Nessa geração, Lothar Matthäus era a personificação de Beckenbauer em campo, quase um “clone” do futebol eficiente e completo do Kaiser. Mas o ótimo Matthäus era a continuação, a parte 2, e, como nos filmes, o original é, 99% das vezes, imbatível.

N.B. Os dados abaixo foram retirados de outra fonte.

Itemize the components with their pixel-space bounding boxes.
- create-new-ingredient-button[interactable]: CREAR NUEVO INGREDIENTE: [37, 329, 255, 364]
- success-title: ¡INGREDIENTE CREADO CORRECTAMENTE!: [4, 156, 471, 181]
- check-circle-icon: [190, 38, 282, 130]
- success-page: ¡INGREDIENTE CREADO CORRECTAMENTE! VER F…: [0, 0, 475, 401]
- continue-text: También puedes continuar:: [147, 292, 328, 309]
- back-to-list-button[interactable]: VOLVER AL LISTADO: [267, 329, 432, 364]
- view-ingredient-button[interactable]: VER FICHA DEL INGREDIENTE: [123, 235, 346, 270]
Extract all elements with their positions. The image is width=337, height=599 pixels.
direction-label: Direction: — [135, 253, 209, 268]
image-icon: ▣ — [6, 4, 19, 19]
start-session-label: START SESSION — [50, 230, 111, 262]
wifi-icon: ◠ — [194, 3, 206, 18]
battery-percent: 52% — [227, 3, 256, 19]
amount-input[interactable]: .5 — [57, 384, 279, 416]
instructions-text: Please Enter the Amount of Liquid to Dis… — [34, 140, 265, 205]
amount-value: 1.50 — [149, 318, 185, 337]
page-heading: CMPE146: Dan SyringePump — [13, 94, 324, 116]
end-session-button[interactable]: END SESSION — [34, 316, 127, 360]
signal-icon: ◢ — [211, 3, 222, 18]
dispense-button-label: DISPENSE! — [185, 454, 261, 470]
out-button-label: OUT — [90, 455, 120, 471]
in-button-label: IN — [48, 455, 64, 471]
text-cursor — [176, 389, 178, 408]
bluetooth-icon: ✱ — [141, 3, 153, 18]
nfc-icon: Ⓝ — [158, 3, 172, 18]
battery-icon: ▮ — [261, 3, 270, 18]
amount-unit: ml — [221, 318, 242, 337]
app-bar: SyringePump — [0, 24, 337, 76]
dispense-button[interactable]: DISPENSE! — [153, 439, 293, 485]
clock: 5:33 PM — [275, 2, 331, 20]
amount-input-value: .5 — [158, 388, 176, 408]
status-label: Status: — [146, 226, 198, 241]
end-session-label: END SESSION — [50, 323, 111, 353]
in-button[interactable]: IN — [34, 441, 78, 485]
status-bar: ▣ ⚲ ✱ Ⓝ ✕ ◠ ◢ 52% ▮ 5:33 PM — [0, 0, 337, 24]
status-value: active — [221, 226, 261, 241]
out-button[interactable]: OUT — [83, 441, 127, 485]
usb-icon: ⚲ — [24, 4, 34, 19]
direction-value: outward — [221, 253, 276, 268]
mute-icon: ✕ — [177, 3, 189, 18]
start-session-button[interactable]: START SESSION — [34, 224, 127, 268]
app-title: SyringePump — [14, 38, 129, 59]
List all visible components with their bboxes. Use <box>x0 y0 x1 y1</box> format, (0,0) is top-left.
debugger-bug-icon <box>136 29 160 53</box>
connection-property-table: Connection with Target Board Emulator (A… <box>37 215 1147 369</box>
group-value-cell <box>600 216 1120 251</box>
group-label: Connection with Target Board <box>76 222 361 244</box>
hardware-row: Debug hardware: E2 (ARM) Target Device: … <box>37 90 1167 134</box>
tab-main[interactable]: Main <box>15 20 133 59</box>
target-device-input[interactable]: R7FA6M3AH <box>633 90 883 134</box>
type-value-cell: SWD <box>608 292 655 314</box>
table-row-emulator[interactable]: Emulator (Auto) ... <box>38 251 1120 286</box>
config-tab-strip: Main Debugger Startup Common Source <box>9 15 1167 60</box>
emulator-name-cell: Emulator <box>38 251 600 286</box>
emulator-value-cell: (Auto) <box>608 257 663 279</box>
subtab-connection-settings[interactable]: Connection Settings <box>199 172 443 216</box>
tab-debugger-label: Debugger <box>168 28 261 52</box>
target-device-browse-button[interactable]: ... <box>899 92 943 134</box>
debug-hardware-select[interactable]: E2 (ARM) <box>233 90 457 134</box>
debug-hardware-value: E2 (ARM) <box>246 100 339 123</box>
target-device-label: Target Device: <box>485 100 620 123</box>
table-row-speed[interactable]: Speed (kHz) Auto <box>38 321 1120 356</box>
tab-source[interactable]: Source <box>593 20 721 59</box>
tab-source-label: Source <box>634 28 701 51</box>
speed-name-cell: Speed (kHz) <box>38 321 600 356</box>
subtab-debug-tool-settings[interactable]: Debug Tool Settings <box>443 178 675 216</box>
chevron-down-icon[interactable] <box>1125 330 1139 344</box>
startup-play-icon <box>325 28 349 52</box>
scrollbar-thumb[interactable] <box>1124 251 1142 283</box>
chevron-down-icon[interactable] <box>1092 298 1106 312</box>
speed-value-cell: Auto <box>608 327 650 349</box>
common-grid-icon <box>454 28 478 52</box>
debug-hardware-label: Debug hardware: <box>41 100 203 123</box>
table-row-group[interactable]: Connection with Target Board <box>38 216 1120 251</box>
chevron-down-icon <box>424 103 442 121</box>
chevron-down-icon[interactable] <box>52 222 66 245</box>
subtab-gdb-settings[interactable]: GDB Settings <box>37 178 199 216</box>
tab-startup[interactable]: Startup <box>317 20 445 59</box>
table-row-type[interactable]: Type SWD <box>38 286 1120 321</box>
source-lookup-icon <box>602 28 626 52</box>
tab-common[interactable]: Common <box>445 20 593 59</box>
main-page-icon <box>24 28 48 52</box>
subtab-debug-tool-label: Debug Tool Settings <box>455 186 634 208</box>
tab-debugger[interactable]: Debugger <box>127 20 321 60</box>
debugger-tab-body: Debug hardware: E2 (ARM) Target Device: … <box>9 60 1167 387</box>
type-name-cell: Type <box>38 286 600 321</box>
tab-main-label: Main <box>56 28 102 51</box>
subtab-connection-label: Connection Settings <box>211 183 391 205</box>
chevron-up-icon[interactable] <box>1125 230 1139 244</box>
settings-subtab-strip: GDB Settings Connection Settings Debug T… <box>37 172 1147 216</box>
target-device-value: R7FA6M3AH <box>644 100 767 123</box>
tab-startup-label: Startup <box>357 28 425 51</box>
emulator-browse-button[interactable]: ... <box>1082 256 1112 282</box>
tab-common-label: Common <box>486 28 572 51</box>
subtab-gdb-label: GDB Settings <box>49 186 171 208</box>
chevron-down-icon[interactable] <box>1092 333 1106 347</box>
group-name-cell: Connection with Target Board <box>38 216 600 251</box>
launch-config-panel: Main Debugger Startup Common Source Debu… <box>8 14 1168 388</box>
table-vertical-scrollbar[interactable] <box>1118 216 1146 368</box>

Beckenbauer também comandou o Bayern —clube do qual desde 2009 era o presidente de honra— em 1993-1994 e 1996, e o Olympique de Marselha, em 1990-1991. E esteve à frente do Comitê Organizador da Copa da Alemanha, em 2006, uma das mais bem-sucedidas, organizacional e financeiramente, da história.
FRASES
“Apesar de não ter vivido ontem [na final da Copa de 1974] uma de suas melhores tardes, Cruyff continua a ser o melhor jogador do mundo.”
Julho de 1974
“Fomos sempre os melhores. Não havia nenhuma seleção capaz de chegar ao nível a que chegamos. Jogamos bem os sete jogos [da Copa de 1990], e alguns deles foram maravilhosos.”
Julho de 1990
“Com seus dois gols, Ronaldo definiu o título [da Copa de 2002] a favor da seleção brasileira [contra a Alemanha]. Ninguém consegue manter em silêncio um jogador dessa categoria durante os 90 minutos de uma partida.”
Em julho de 2002
“Você não sabe quão exigente é organizar um Mundial até você se tornar parte da equipe organizadora. A Copa do Mundo é bem mais do que 64 jogos de futebol.”
Junho de 2006
“O maior [jogador da história], na minha opinião, é Pelé. Como pessoa, você deve ser íntegro na sua vida, e Maradona sempre cometeu excessos.”
Em outubro de 2008
“Nos anos 1960 e 1970, o jogo era muito mais duro. Se Messi tivesse pela frente um especialista [na marcação] como Berti Vogts [campeão com a Alemanha em 1974], ele seria destruído.”
Em maio de 2011
“Lembro-me do time brasileiro da Copa de 1970. Carlos Alberto, Tostão, Jairzinho… Era um sonho ver aquele time jogando. Meu herói era Pelé.”
Em março de 2013
RAIO-X
Nome: Franz Anton Beckenbauer
Nascimento: 11 de setembro de 1945, em Munique (Alemanha)
Altura: 1,81 m
Peso: 77 kg
Posição: Zagueiro/Volante/Líbero
Casamentos: Brigitte (1966-1990), Sybille (1990-2004) e Heide (desde 2006)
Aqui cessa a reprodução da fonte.